Two-state traffic light: the can_send response flips as the current state changes.
// Feature: `.can_send(event)` — check applicability without firing
// Syntax: returns true if the event would cause a transition from
// the current state, false otherwise.
// When to use: enable/disable UI buttons, validate input before
// committing, write tests that assert protocol invariants.
machine Light {
state Red, Green
initial Red
Red -> Green on go
Green -> Red on stop
}
let l = Light.new()
// In Red, "go" is valid but "stop" is not.
print(l.can_send("go")) // expected: true
print(l.can_send("stop")) // expected: false
l.send("go")
// In Green, the answer flips.
print(l.can_send("go")) // expected: false
print(l.can_send("stop")) // expected: true
Observing all transitions
.on_transition(|from, to, event| { ... }) registers an observer that fires
after each successful transition — in registration order when there are multiple.
It is the right place for cross-cutting concerns: audit logs, metrics, replay and
debugging, without polluting the machine definition.
Counter A → B → C with an observer that prints each step as from -> to via event.
// Feature: `.on_transition(callback)` — observe every transition
// Syntax: register a closure receiving `(from, to, event)`. Fires
// after each successful transition, in registration order.

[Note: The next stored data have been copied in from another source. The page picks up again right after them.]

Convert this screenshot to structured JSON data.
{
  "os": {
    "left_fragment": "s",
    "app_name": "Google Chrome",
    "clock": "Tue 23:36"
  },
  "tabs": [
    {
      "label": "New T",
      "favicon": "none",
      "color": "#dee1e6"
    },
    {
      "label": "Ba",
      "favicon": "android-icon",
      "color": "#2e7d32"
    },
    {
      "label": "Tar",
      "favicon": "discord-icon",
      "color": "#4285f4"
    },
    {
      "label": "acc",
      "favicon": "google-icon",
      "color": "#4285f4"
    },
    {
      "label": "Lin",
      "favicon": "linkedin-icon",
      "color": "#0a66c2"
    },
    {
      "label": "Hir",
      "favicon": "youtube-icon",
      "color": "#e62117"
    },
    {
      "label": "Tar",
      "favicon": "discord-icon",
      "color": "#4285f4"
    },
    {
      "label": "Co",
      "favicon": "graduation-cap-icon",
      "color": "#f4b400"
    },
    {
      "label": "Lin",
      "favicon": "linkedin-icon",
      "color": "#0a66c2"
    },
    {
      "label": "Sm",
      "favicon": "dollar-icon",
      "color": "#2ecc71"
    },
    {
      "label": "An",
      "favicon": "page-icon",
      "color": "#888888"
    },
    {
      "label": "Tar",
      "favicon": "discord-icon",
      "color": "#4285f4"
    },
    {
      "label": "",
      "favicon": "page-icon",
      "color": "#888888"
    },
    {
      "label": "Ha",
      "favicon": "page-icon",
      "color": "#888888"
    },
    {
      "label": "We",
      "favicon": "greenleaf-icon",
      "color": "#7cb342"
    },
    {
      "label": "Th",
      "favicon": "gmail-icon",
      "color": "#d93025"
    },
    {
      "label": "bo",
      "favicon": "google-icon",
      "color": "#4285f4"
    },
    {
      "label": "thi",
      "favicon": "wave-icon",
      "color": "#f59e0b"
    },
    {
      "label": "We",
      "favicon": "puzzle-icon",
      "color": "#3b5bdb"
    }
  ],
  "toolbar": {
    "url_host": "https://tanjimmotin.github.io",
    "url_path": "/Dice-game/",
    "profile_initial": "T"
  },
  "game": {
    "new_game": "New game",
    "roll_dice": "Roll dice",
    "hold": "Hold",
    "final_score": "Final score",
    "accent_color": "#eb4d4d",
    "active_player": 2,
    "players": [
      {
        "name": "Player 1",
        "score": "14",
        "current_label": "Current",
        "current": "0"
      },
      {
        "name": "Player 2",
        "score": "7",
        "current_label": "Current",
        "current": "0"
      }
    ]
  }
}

// When to use: audit logs, metrics, replay/journaling, debugging
// — all the cross-cutting concerns that don't belong inside the
// machine definition.
machine Counter {
state A, B, C
initial A
A -> B on next
B -> C on next
C -> A on reset
}
let c = Counter.new()
c.on_transition(|from, to, event| {
print("{from} -> {to} via {event}")
})
c.send("next")
// expected: A -> B via next
c.send("next")
// expected: B -> C via next
c.send("reset")
// expected: C -> A via reset
Challenge
Register two observers on the same counter: the first prints the transition, the
second accumulates a count. Verify that both fire on every send.